Despite Justice Scalia’s claims, police misconduct is rampant. In the last few years, the Atlanta and Oakland police departments have had major scandals over officers’ lying to obtain search warrants. In this same period, of course, the federal government engaged in an illegal domestic wiretapping program, the extent of which is still unknown.

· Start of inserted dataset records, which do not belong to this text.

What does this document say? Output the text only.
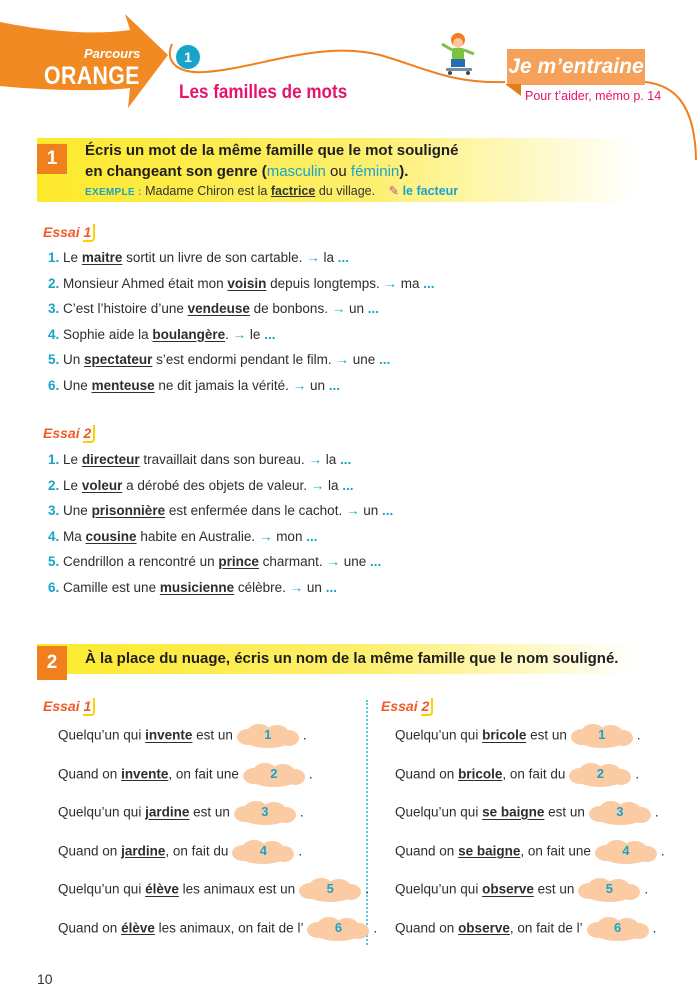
Parcours
ORANGE
1
Les familles de mots
Je m’entraine
Pour t’aider, mémo p. 14
1	Écris un mot de la même famille que le mot souligné
en changeant son genre (masculin ou féminin).
EXEMPLE : Madame Chiron est la factrice du village. ✎ le facteur
Essai 1
1. Le maitre sortit un livre de son cartable. → la ...
2. Monsieur Ahmed était mon voisin depuis longtemps. → ma ...
3. C’est l’histoire d’une vendeuse de bonbons. → un ...
4. Sophie aide la boulangère. → le ...
5. Un spectateur s’est endormi pendant le film. → une ...
6. Une menteuse ne dit jamais la vérité. → un ...
Essai 2
1. Le directeur travaillait dans son bureau. → la ...
2. Le voleur a dérobé des objets de valeur. → la ...
3. Une prisonnière est enfermée dans le cachot. → un ...
4. Ma cousine habite en Australie. → mon ...
5. Cendrillon a rencontré un prince charmant. → une ...
6. Camille est une musicienne célèbre. → un ...
2	À la place du nuage, écris un nom de la même famille que le nom souligné.
Essai 1	Essai 2
Quelqu’un qui invente est un	1	.
Quand on invente, on fait une	2	.
Quelqu’un qui jardine est un	3	.
Quand on jardine, on fait du	4	.
Quelqu’un qui élève les animaux est un	5	.
Quand on élève les animaux, on fait de l’	6	.
Quelqu’un qui bricole est un	1	.
Quand on bricole, on fait du	2	.
Quelqu’un qui se baigne est un	3	.
Quand on se baigne, on fait une	4	.
Quelqu’un qui observe est un	5	.
Quand on observe, on fait de l’	6	.
10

The exclusionary rule does more than simply put a check on police misconduct. It protects the integrity of the judicial system. If courts put people like Ms. Mapp in prison based on the actions of lawless, marauding police officers, respect for the law suffers.

There is no denying that the exclusionary rule allows a small number of criminals to go free because the police have blundered — which is certainly no minor matter. But the more faithfully the rule is applied, the more likely the police are to collect evidence lawfully.

As important as it is to convict criminals, the Supreme Court in Mapp rightly insisted that the Constitution must not be trampled in the process. “Nothing can destroy a government more quickly,” the court noted, “than its failure to observe its own laws, or worse, its disregard of the charter of its own existence.”

I’ve known for a while that Chief Justice Roberts wrote some pretty radical memos while he worked in the Reagan Administration, but I wasn’t aware until now that an assault on the exclusionary rule was party of young Johnny’s agenda.